Although it seemed minor, and most wouldn’t even consider that phrase to be important, that phrase, “hardworking and quiet” ingrained itself in my brain and sunk its black tendrils into my body. Even if I thought I was more, even if I knew myself to be creative and interesting, if all my teachers believed otherwise, then I must be wrong. That hurt. As such, in an attempt to rectify who I was, I threw myself into class discussions with vigor, took charge of projects, forced creativity into everything I did. Anything I could do to show that I wasn’t some boring, quiet girl that filled in the space, I did. I wanted to demonstrate that I could be special; I could be unique.


But despite all my efforts, nothing changed. I was still the “quiet and hardworking” kid, the epitome of “ordinary.” Faced with the fact that my efforts weren’t enough, I eventually accepted that maybe, I really was nothing more than “quiet and hardworking”. It wasn’t until much later that I realized it wasn’t an issue unique to me, it was an issue for all Asians. Too many of my Asian friends and classmates have also been saddled with the label “quiet and hardworking”. I have heard people describe Asians as “all the same”, or as “impossible to tell apart” far too many times. People regularly dismiss the triumphs of Asians by calling them losers, successful only because they have no life outside of studying. Everyone seems to find it too easy to just dismiss an Asian, to push them and their accomplishments to the side.


How many times have you seen an Asian in the news? How many times have you seen Asian characters in movies? How many times have you seen Asians being mentioned, being seen, even getting the slightest bit of recognition from the world? There seems to be a pervasive belief that Asians can only exist as cogs in the machine, unspectacular, and replaceable; small things burdened with making something better than themselves function. We can’t come up with the remarkable on our own, apparently, we can’t be leaders or innovators. We’re too quiet, not unique enough, not special enough to do anything other than lend support. You could make the argument that all Asians just happen to be only defined by “hardworking and quiet,” but there are billions of us out there. Chances are at least a couple of us are good enough to make the front page of the newspaper.


Everyone, not just Asians, suffers at the expense of this stereotype. Every time an Asian is overlooked for a leadership position, or an Asian kid is told they can’t do it, or a stereotype plays a role in undervaluing an Asian, the world suffers for it. We lose out on so many capable Asians and let too many hopes and dreams be sidelined.
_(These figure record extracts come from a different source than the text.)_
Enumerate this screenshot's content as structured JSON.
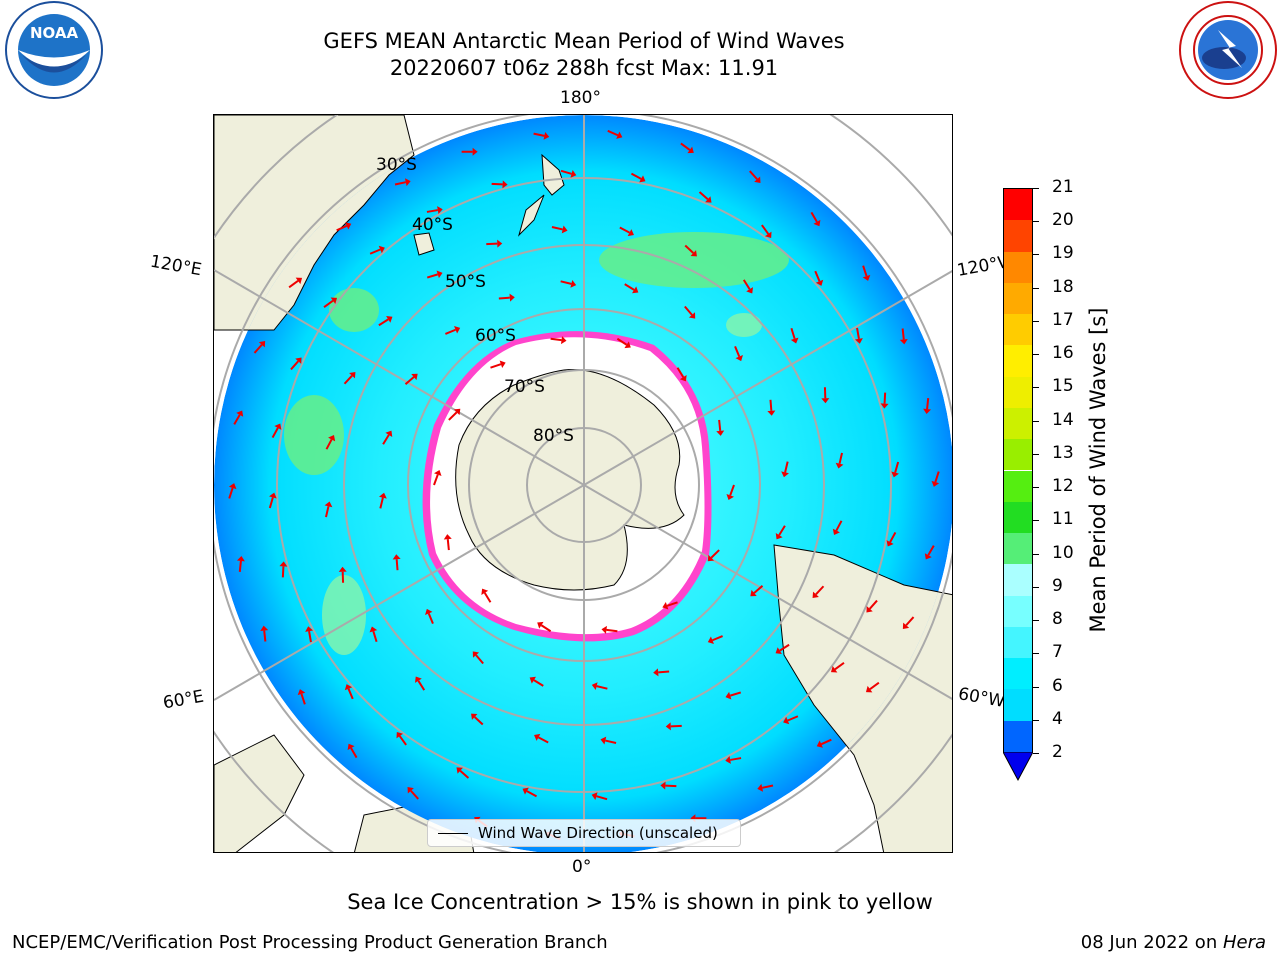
{
  "title": {
    "line1": "GEFS MEAN Antarctic Mean Period of Wind Waves",
    "line2": "20220607 t06z 288h fcst   Max: 11.91"
  },
  "map": {
    "projection": "south-polar-stereographic",
    "lon_labels": {
      "top": "180°",
      "bottom": "0°",
      "left_upper": "120°E",
      "left_lower": "60°E",
      "right_upper": "120°W",
      "right_lower": "60°W"
    },
    "lat_labels": [
      "30°S",
      "40°S",
      "50°S",
      "60°S",
      "70°S",
      "80°S"
    ],
    "legend_label": "Wind Wave Direction (unscaled)"
  },
  "colorbar": {
    "label": "Mean Period of Wind Waves [s]",
    "ticks": [
      "2",
      "4",
      "6",
      "7",
      "8",
      "9",
      "10",
      "11",
      "12",
      "13",
      "14",
      "15",
      "16",
      "17",
      "18",
      "19",
      "20",
      "21"
    ],
    "colors": [
      "#0066ff",
      "#00ddff",
      "#00eeff",
      "#44f5ff",
      "#77ffff",
      "#aaffff",
      "#55ee77",
      "#22dd22",
      "#55ee11",
      "#99ee00",
      "#ccf000",
      "#eeee00",
      "#ffee00",
      "#ffcc00",
      "#ffaa00",
      "#ff8800",
      "#ff4400",
      "#ff0000"
    ],
    "extend_color": "#0000ee",
    "extend": "min"
  },
  "caption": "Sea Ice Concentration > 15% is shown in pink to yellow",
  "footer": {
    "left": "NCEP/EMC/Verification Post Processing Product Generation Branch",
    "right_date": "08 Jun 2022 on ",
    "right_host": "Hera"
  },
  "logos": {
    "left": "noaa-logo",
    "right": "national-weather-service-logo"
  }
}
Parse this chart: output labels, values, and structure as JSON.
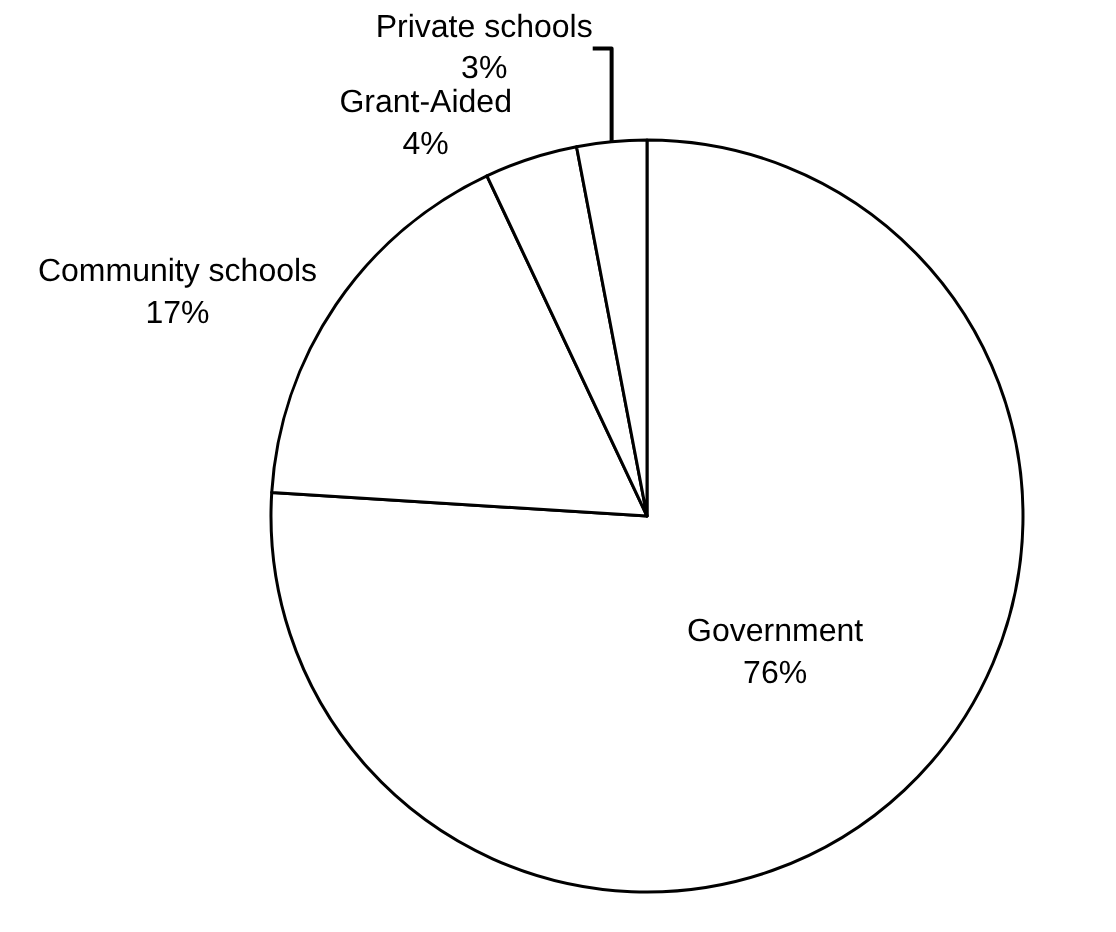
{
  "chart_data": {
    "type": "pie",
    "categories": [
      "Government",
      "Community schools",
      "Grant-Aided",
      "Private schools"
    ],
    "values": [
      76,
      17,
      4,
      3
    ],
    "colors": [
      "#ffffff",
      "#ffffff",
      "#ffffff",
      "#ffffff"
    ],
    "value_labels": [
      "76%",
      "17%",
      "4%",
      "3%"
    ],
    "legend": false
  }
}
So, is there an easy solution to this? No. Not now at least. But that doesn’t mean there hasn’t been progress. Each day, we step closer to solving this problem, either by casting an Asian actor in a movie, recognizing the accomplishments of an Asian, or even by describing Asian children as “bright and creative,” rather than “quiet and hardworking.” One day, these stereotypes will stop playing such a big role in society. One day, Asian children won’t be convinced over and over of their invisibility. But until then, I’ll keep fighting, even if it isn’t noticed by anyone but me. Change has to start somewhere, and even if it’s just one person fighting against all odds to break down Asian stereotypes, even if it’s just one person acknowledging that what the world thinks of her isn’t what she knows to be true about herself, it helps. The world can choose to see me as whatever Asian stereotype they want. I can’t stop them from doing that. But eventually, I’ll change their minds. Why?


Because I am someone to be remembered.